1-          Il rapportait au Canada des marchandises d'une valeur de 500 $.

2-          Le but du voyage était personnel.

3-          Il ne transportait aucun échantillon[3].

[8]         Le 12 avril 1998, un préposé du défendeur a fouillé les bagages de M. Shaker et a trouvé dix-neuf montres, qu'il a saisies. Il a été allégué qu'il s'agissait des quinze échantillons susmentionnés et de quatre montres achetées pendant le voyage.

[9]         Le 4 mai 1998, les demandeurs ont prié le Ministre de rendre la décision prévue à l'article 131 en en avisant par écrit l'agent ayant effectué la saisie conformément à l'article 129 de la Loi sur les douanes.


[10]       Le 15 avril 1999, le ministre a rendu sa décision sous le régime de l'article 131, maintenant la saisie de dix-sept des dix-neuf montres. Les deux autres montres ont été remises à M. Shaker parce qu'elles étaient couvertes par l'exemption personnelle de 500 $ dont il s'était prévalu à son retour au Canada le 12 avril 1998. Les dix-sept autres montres ont, depuis, été retournées aux demandeurs après paiement des droits de douane et de la pénalité établie par le défendeur.

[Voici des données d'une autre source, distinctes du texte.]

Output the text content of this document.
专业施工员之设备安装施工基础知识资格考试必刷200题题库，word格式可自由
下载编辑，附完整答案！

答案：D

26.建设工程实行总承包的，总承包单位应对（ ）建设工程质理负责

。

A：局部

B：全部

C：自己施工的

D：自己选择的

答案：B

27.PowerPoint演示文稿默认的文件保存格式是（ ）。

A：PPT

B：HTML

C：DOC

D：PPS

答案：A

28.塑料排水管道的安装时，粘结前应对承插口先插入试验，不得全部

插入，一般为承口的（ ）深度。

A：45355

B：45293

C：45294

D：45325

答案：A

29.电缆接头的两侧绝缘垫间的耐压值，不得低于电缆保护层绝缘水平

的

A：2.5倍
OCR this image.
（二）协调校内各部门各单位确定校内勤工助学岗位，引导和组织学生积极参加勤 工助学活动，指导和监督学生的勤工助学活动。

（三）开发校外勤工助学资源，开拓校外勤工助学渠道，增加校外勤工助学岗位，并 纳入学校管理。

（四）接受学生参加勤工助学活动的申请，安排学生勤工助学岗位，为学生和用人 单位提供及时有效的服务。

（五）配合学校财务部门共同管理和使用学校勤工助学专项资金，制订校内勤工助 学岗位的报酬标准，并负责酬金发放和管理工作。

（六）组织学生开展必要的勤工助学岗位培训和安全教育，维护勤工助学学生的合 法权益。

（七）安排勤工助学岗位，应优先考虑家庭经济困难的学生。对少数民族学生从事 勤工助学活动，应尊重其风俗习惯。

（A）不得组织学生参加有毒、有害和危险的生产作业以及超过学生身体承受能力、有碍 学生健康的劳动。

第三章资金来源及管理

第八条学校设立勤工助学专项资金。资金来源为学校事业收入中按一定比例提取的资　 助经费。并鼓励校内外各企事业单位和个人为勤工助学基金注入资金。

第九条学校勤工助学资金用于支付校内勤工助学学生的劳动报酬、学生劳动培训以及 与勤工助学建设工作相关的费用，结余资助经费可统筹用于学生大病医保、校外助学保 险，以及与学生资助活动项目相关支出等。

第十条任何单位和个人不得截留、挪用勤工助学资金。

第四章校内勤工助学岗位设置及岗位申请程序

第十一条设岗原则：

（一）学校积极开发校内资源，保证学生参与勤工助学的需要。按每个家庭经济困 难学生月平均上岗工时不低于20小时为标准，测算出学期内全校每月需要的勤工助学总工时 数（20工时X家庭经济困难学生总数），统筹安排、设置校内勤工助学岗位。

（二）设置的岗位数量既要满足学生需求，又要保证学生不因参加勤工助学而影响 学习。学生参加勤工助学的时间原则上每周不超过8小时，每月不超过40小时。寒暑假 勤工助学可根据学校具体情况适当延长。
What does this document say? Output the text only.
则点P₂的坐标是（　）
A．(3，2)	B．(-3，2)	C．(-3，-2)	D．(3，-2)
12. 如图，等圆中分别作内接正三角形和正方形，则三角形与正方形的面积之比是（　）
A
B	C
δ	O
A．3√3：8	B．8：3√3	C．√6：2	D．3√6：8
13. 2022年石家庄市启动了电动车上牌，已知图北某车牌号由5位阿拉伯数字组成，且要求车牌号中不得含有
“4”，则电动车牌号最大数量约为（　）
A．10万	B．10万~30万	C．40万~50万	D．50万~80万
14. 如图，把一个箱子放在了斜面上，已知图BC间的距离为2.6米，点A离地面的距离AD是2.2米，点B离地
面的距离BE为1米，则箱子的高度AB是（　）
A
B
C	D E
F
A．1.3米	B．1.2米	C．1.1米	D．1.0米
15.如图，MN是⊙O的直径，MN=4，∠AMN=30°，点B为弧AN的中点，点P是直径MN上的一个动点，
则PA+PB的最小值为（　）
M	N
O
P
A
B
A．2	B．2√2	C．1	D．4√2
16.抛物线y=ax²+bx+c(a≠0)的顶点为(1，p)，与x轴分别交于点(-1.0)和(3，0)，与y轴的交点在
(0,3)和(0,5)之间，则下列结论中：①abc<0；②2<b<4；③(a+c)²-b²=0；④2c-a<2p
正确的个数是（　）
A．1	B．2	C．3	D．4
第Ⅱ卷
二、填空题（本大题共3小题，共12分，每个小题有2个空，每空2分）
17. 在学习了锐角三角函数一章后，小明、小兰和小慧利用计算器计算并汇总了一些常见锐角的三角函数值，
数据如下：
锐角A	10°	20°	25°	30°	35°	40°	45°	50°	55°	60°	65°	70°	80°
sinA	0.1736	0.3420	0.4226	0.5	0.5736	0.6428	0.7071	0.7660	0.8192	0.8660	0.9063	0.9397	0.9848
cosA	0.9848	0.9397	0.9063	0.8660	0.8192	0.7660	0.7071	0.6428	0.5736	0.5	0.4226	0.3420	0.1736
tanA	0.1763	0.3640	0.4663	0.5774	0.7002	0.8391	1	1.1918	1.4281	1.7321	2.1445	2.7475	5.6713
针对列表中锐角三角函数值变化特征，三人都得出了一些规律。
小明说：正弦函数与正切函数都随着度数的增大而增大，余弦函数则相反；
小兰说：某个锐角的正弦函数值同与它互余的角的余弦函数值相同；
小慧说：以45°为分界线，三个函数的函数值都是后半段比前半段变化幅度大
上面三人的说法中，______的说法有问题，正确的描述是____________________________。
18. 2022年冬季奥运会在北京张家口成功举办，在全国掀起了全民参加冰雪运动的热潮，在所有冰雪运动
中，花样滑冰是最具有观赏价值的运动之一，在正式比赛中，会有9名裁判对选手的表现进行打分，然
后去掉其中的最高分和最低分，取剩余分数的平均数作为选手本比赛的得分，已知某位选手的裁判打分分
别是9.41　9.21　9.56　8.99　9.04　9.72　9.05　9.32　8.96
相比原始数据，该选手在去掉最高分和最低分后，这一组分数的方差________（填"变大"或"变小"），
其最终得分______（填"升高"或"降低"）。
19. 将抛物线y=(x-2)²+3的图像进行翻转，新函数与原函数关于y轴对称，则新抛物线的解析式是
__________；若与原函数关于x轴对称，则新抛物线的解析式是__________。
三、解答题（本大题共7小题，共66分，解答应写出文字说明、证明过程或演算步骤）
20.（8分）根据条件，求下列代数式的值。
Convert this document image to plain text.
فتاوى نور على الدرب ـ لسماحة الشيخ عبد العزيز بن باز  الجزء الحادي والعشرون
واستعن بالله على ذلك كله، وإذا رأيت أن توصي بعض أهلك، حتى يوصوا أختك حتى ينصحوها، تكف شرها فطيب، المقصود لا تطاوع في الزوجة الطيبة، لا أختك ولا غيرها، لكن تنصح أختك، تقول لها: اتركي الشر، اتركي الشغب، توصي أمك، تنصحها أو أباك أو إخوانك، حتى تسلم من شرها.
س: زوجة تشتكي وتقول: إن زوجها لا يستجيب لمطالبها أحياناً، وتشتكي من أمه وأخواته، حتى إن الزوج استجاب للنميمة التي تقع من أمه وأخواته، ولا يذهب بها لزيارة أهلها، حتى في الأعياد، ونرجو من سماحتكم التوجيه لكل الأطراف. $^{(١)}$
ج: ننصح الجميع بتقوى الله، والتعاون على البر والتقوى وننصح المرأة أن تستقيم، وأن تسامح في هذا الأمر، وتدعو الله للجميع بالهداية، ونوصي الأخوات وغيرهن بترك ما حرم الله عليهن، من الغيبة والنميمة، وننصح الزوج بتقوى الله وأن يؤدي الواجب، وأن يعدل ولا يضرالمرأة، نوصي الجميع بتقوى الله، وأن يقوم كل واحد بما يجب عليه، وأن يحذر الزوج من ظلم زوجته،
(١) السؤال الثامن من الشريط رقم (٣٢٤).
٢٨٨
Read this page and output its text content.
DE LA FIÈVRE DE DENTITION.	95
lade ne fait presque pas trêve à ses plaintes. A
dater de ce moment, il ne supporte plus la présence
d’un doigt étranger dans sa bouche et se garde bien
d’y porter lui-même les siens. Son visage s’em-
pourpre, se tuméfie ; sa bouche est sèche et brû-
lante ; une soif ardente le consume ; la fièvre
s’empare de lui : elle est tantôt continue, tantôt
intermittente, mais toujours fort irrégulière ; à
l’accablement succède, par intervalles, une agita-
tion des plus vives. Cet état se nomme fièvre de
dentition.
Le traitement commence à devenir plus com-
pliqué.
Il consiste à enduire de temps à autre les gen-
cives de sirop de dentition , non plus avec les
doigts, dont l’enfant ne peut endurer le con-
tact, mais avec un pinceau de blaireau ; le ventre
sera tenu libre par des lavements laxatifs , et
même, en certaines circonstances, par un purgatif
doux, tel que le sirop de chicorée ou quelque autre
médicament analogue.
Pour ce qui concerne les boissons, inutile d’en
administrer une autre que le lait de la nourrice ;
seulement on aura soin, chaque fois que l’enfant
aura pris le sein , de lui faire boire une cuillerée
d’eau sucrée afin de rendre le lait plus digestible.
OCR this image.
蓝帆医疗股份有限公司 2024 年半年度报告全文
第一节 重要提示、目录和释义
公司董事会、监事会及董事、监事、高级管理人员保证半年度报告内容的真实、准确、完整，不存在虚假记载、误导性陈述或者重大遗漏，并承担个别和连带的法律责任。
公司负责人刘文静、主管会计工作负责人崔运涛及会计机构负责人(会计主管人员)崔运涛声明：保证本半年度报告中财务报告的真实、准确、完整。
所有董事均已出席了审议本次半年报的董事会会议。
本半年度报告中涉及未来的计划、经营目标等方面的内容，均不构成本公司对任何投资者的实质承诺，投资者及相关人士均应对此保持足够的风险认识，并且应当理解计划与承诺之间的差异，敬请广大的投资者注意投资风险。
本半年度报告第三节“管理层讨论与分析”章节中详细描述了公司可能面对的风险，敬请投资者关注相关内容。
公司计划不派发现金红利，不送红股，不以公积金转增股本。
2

[11]       Le 2 avril 1999, les demandeurs ont payé des droits de douane de 2 469,42 $ et une pénalité de 4 938.84 $ pour que les montres leur soient remises.

[12]       Le 13 juillet 1999, les demandeurs ont déposé la présente action sous le régime de l'article 135 de la Loi sur les douanes.

LES DISPOSITIONS LÉGISLATIVES APPLICABLES

[13]       Pour plus de commodité, voici le texte des dispositions applicables de la Loi sur les douanes :



129. (1) Les personnes suivantes peuvent, dans les trente jours suivant la saisie ou la signification, en s'adressant par écrit à l'agent qui a saisi les biens ou a signifié ou fait signifier l'avis, ou à un agent du bureau de douane le plus proche du lieu de la saisie ou de la signification, présenter une demande en vue de faire rendre au ministre la décision prévue à l'article 131:

a) celles entre les mains de qui ont été saisis des marchandises ou des moyens de transport en vertu de la présente loi;

b) celles à qui appartiennent les marchandises ou les moyens de transport saisis en vertu de la présente loi;

c) celles de qui ont été reçus les montants ou garanties prévus à l'article 117, 118 ou 119 concernant des marchandises ou des moyens de transport saisis en vertu de la présente loi;

d) celles à qui a été signifié l'avis prévu aux articles 109.3 ou 124.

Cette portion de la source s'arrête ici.